曹頫勉强赔笑,转身呵斥,“还不带下去!”
“且慢。”
黄先生却站了起来,踱到曹沾面前,弯下腰,“小公子,你说……谁要烧你的画?”
曹沾吓得往陈浩然身后缩,但还是举起手里那卷纸。纸散开一角,露出用铅笔勾勒的草图——依稀是亭台楼阁,还有一个女子模糊的侧影,旁边题了两个字:颦颦。
陈浩然全身的血液,在这一瞬间几乎凝固。
黄先生盯着那两个字,看了很久。久到烛火噼啪一声爆出灯花。
然后他直起身,脸上又浮起那种没有温度的笑:“好字,好画。曹大人,令郎颇有才情啊。”

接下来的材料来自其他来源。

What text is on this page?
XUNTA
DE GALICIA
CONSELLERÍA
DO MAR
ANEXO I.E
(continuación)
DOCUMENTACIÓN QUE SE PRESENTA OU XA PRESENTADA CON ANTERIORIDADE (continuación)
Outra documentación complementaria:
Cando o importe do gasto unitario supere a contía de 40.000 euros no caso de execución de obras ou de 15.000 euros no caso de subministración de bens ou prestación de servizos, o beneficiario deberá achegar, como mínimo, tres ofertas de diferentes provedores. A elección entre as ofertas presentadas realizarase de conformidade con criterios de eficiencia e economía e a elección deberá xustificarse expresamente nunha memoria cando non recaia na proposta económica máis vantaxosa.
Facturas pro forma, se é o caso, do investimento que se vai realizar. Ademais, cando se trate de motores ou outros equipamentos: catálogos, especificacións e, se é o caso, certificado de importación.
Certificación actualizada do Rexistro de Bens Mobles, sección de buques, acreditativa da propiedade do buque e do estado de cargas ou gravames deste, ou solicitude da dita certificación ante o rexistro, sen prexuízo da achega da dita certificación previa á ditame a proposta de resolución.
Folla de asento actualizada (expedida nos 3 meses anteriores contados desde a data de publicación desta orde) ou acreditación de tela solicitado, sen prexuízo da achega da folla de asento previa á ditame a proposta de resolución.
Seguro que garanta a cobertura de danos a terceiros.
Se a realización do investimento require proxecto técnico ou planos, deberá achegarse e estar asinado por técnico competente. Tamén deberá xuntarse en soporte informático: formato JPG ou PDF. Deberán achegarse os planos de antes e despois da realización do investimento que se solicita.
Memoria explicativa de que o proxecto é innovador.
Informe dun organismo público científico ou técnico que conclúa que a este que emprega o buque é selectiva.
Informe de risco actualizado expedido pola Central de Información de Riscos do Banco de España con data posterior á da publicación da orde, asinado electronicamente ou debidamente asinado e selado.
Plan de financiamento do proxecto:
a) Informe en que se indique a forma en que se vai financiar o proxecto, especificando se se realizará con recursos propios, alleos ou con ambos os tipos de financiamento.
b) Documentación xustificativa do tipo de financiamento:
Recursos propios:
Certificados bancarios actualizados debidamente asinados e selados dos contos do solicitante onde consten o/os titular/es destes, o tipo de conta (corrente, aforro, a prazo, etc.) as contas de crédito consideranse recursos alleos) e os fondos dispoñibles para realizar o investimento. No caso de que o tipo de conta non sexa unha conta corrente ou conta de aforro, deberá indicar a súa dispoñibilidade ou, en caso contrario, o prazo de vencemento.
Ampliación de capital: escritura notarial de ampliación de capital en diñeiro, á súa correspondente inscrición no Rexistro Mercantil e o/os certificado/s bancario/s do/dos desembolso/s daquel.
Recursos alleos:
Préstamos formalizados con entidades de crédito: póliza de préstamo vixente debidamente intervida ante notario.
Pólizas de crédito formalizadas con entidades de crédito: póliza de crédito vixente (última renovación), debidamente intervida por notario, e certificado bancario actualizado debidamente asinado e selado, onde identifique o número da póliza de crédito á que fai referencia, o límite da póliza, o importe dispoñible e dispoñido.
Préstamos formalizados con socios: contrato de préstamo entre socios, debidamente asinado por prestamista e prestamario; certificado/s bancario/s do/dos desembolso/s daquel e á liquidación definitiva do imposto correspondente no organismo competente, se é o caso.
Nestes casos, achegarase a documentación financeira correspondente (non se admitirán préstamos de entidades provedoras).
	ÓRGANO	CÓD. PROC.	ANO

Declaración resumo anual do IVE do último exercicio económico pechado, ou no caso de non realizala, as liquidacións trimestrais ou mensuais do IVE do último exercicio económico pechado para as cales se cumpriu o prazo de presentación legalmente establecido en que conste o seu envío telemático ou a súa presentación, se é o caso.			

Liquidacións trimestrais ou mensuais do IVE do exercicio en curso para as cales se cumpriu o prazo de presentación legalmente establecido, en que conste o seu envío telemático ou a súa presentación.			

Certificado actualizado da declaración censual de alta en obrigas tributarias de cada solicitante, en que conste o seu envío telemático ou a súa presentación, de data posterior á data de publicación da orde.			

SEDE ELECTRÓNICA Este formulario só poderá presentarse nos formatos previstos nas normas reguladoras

他挥挥手,示意嬷嬷带走孩子。曹沾被拉出门时,回头看了陈浩然一眼——那眼神里有恐惧,有不解,还有一种陈浩然读不懂的执拗。
书房门重新关上。
黄先生坐回椅中,慢条斯理地喝了口茶:“时候不早了,账目的事,明日再细核。曹大人,”
他抬眼,“万岁爷让我带句话:差事办得好不好,是能力;心在不在差事上,是态度。”
他起身,走到门口时又停住,回头看向陈浩然:“这位先生面生,是在府上管账的?”
陈浩然躬身:“晚生陈浩然,暂在府中协助整理文书。”
“哦。”
黄先生点点头,目光在他脸上停留了一瞬,“陈浩然……好名字。望你名副其实,浩然之气,长存心中。”
话里有话。陈浩然背脊发凉。
黄先生走后,书房里死一般寂静。曹頫瘫坐在太师椅里,仿佛一瞬间老了十岁。许久,他才嘶声道:“浩然……你都看见了。”
陈浩然沉默。
“这些年,织造府的窟窿,像雪球一样越滚越大。先帝南巡接驾四次,每一次都是金山银海堆出来的场面,账却挂在织造府头上……如今新皇要清算,我能怎么办?”
曹頫的声音带着绝望,“刚才那位黄太监,是皇上潜邸时的旧人。他亲自来,说明皇上已经……”
他说不下去了。
陈浩然看着这个曾经风光的织造大人,此刻不过是个在时代车轮前颤抖的蝼蚁。历史书上的几行字,落到具体的人身上,就是灭顶之灾。
“大人,”
他开口,声音有些干涩,“当下之计,或许该早做准备。”
“准备?怎么准备?”
曹頫惨笑,“那些亏空,是真金白银的缺。除非我现在能变出一座金山……”
窗外,远处隐约传来钟声。寅时了,天快亮了。
陈浩然告辞退出。走在黎明前最黑暗的回廊里,他的脚步越来越快,最后几乎是小跑着回到自己住处。
关上门,他背靠着门板,剧烈喘息。袖袋里,方才趁乱从曹沾那卷画纸上撕下的一角,此刻烫得像块火炭。
就着将熄的烛光,他展开那片纸。
上面是铅笔匆匆写下的几行字,字迹稚嫩却工整,像在模仿什么碑帖:
“昨夜梦见一处园子,有亭名‘沁芳’,有桥曰‘蜂腰’。桥边一株西府海棠,树下立一女子,手把花锄,泪光点点。我问她是何人,她说:‘我是……’”
句子在这里戛然而止,纸边有撕扯的痕迹。
陈浩然的手抖得厉害。他摸出火折子,想把这纸烧掉——这东西若被人看见,后果不堪设想。
当火苗靠近纸张时,他停住了。
晨光终于冲破黑暗,从窗纸渗进来,淡淡地照亮了这行字。墨迹在光下,像是刚刚哭过的泪痕。
他最终没有烧掉它。而是从床下的暗格里取出那只铁盒,将这片纸,小心翼翼地放在了所有笔记的最底层。
铁盒合上的那一刻,远处传来鸡鸣。
新的一天开始了。而陈浩然知道,对于曹家,对于他自己,某种倒计时,已经从这一刻开始读秒。
他推开窗,望向金陵城渐渐苏醒的轮廓。东边的天空泛起鱼肚白,而西边——西市的方向,似乎还有未散尽的烟。
这时,一只信鸽扑棱棱落在窗台上。腿上的竹管里,是陈乐天用密码写的急信,只有两个字:
“速离。”
陈浩然捏着纸条,望向主院方向。曹頫书房的灯,还亮着。
而在更远的、他看不见的某处小院里,那个叫曹沾的孩子,正趴在晨光微露的窗前,用那支铅笔,在纸上继续写那个未完的梦。
笔尖沙沙,像春蚕食叶。
也像某种东西,在历史的夹缝里,悄悄破土的声音。